Nuh Tufanı’ndan bugüne göç olgusunun varlığına değinen Bakan Soylu, “Yaşadığımız yerler farklı, inançlarımız farklı, dillerimiz farklı ama hepimiz aynı göç hikâyesinin çocuklarıyız. Hayatımızın her anında göçten izler var. Son yıllarda ne yazık ki göçün hep dramlarını, sıkıntı ve gözyaşlarını konuşuyoruz. Aslında kendimizi korkutuyoruz. Kimseyi görmemeyi, kimseyi duymamayı öğreniyoruz. Galiba hata yapıyoruz. Artık göçün güzelliklerini, hayatlarımıza katkılarını konuşmanın, göçün ruhunu hatırlamanın, insanlığa inanmanın zamanı. Göçün duygusunu, sanatını, insanları nasıl da kaynaştırdığını, medeniyetleri nasıl da zenginleştirdiğini anlatmanın zamanı geldi. Dedik ki, madem göç var, hayatlarımıza katkısı var. Göçün dram ve acılarını bir kenara koyup göçün güzelliklerini, kültür sanata katkılarını sanatla anlatalım istedik ve Uluslararası Göç Film Festivali’ni düzenledik” dedi.

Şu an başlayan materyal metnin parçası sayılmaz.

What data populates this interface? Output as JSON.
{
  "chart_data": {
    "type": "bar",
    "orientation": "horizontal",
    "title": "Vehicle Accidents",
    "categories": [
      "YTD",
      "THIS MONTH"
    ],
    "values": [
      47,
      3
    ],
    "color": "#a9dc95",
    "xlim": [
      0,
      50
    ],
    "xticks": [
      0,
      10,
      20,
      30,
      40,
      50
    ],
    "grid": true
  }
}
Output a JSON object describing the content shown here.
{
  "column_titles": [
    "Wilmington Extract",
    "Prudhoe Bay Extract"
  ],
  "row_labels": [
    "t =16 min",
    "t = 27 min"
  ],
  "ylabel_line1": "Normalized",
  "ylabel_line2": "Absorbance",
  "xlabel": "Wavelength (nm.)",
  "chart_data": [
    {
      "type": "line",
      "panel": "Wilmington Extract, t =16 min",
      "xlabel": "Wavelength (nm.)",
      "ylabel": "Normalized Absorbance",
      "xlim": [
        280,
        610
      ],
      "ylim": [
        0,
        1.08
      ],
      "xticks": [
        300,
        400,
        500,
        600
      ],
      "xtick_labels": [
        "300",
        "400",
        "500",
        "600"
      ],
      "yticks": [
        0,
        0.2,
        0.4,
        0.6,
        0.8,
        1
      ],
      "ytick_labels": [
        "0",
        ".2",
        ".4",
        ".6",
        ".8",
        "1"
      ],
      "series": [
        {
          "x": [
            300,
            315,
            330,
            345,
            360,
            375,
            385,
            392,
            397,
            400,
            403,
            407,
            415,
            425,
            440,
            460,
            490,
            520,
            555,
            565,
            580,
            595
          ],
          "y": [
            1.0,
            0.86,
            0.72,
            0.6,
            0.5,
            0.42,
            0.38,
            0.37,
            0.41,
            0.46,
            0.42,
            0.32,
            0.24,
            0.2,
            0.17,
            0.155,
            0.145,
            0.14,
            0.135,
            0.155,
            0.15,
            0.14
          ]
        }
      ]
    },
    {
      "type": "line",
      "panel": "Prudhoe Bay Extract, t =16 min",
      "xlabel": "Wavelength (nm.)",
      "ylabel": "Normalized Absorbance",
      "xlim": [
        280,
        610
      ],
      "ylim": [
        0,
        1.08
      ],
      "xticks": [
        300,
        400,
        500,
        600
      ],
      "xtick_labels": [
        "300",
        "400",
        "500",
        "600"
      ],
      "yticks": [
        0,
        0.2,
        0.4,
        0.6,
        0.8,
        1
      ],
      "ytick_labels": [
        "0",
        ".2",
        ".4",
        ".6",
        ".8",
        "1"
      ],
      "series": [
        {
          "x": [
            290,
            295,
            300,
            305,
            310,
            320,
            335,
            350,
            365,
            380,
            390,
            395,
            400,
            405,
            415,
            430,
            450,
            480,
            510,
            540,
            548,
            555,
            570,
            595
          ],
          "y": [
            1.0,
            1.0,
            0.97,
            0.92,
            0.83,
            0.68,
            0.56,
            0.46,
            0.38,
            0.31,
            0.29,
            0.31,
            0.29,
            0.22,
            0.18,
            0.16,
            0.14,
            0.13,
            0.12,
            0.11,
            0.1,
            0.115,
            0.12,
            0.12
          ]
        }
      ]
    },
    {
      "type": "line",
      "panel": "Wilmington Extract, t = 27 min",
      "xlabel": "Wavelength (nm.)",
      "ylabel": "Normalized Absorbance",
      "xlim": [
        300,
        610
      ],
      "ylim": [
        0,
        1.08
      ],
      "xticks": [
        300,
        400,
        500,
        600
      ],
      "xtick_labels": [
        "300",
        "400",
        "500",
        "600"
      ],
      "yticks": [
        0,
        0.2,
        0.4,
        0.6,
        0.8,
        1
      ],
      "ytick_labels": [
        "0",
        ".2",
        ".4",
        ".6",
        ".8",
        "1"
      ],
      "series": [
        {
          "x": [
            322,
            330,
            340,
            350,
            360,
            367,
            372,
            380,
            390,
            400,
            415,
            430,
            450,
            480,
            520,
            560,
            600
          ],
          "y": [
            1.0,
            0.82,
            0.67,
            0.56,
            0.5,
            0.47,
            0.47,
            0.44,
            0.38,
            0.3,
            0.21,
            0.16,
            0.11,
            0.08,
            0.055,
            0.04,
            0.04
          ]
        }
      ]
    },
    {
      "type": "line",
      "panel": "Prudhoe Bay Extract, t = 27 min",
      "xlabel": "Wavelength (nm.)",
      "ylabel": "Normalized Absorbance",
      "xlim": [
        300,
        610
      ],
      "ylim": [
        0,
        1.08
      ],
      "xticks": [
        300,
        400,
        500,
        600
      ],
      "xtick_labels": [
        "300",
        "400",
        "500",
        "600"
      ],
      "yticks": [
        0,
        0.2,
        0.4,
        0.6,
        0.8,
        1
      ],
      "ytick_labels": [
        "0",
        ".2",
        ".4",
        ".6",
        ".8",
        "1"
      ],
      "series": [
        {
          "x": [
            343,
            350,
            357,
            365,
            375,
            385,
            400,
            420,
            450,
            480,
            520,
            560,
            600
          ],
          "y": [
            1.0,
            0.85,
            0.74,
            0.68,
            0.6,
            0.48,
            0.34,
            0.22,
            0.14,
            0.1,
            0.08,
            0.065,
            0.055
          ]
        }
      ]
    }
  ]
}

Türkiye’nin göç olaylarında kritik rolü olduğuna değinen Soylu, şunları söyledi: “Göçü üretmeyen ama göçü yönetmekle yüz yüze kalan bir ülke olarak Ortadoğu coğrafyasına tam tamına komşuyuz. Göç sadece pasaport, oturma izni, göçmen yakalama üzerinden yönetilecek bir olgu değil. 21. yüzyıl medeniyeti bu konuda iyi bir sınav vermedi. İnsanların ne yapacaklarını birbirimize sormalıyız. Eğitim yok, adalet yok, sağlığa erişim yok. Gelir elde etmek için kıyasıya mücadele eden silah tüccarlarının arasında kalmış çocuklar, yaşlılar, anneler var. Dünyada en çok mültecinin yaşadığı bir milletin evlatlarıyız. Ne geçmişimize ne sınırlarımıza ne de komşuluğumuza bugüne kadar sırtımızı dönmedik. Komşuluk kültürü kodlarımızda var.”